GCC, Clang and Intel report 9734 points in [20, 21[ and display a pattern that is quite similar to an isosceles triangle:
00 *
01 ***
02 *****
03 ********
04 ***********
05 **************
06 ***************
07 ******************
08 ********************
09 ************************
10 **************************
11 ****************************
12 *******************************
13 *********************************
14 ***********************************
15 ***************************************
16 *****************************************
17 ******************************************
18 **********************************************
19 ************************************************
20 ************************************************
21 *********************************************
22 *******************************************
23 *****************************************
24 **************************************
25 ************************************
26 **********************************
27 ******************************
28 ****************************
29 **************************
30 ***********************
31 ********************
32 ******************
33 ****************
34 *************
35 ***********
36 *********
37 ******
38 ***
39 *
Values in interval [20, 21[ : 9734
Unfortunately, Visual Studio Nov 2012 CTP gives this:
00 ********************************************** [truncated]
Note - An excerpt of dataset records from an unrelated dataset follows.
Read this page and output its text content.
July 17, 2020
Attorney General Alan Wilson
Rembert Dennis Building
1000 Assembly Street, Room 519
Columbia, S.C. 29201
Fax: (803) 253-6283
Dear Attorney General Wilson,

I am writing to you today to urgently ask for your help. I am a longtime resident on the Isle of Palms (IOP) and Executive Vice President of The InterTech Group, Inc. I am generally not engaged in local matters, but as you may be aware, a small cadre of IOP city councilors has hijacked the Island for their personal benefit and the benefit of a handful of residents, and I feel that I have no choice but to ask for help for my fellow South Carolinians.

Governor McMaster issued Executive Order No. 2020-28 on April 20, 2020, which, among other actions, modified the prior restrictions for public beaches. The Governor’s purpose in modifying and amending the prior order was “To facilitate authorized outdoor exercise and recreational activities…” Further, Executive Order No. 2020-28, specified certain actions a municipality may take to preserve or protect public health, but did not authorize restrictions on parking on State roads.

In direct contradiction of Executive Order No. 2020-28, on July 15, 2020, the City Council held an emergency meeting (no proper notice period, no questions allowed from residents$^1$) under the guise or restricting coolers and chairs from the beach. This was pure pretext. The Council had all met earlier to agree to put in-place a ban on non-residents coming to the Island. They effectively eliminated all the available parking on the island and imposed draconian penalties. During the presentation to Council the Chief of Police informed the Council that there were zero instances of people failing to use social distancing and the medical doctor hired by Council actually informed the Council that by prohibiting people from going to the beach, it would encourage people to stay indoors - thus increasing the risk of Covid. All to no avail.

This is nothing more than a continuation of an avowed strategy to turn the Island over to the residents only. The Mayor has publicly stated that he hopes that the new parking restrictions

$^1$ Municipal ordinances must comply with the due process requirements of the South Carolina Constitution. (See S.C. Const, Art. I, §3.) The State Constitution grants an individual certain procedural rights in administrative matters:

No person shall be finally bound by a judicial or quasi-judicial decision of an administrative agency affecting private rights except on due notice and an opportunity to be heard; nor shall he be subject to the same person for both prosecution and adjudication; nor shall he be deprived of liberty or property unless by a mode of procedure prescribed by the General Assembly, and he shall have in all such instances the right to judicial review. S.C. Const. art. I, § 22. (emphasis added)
01 **********************************************
02 ***********************************
03 *****************************
04 **************************
05 ***********************
06 *********************
07 ********************
08 *******************
09 ******************
10 *****************
11 ****************
12 ***************
13 **************
14 **************
15 **************
16 *************
17 *************
18 *************
19 ************
20 ************
21 *************
22 *************
23 *************
24 *************
25 **************
26 ***************
27 ***************
28 ****************
29 *****************
30 ******************
31 *******************
32 *******************
33 *********************
34 ***********************
35 **************************
36 *****************************
37 ***********************************
38 **********************************************
39 ********************************************** [truncated]
Values in interval [20, 21[ : 2496
Notes:
I've truncated Visual Studio output for better displaying.
A better estimate for the number of points in [20, 21[ is 200,000 * (0.5 * (f(20) + f(21))) * (21 - 20) = 100,000 * (1/20 + 1/20 - 1/400) = 10,000 - 250 = 9750.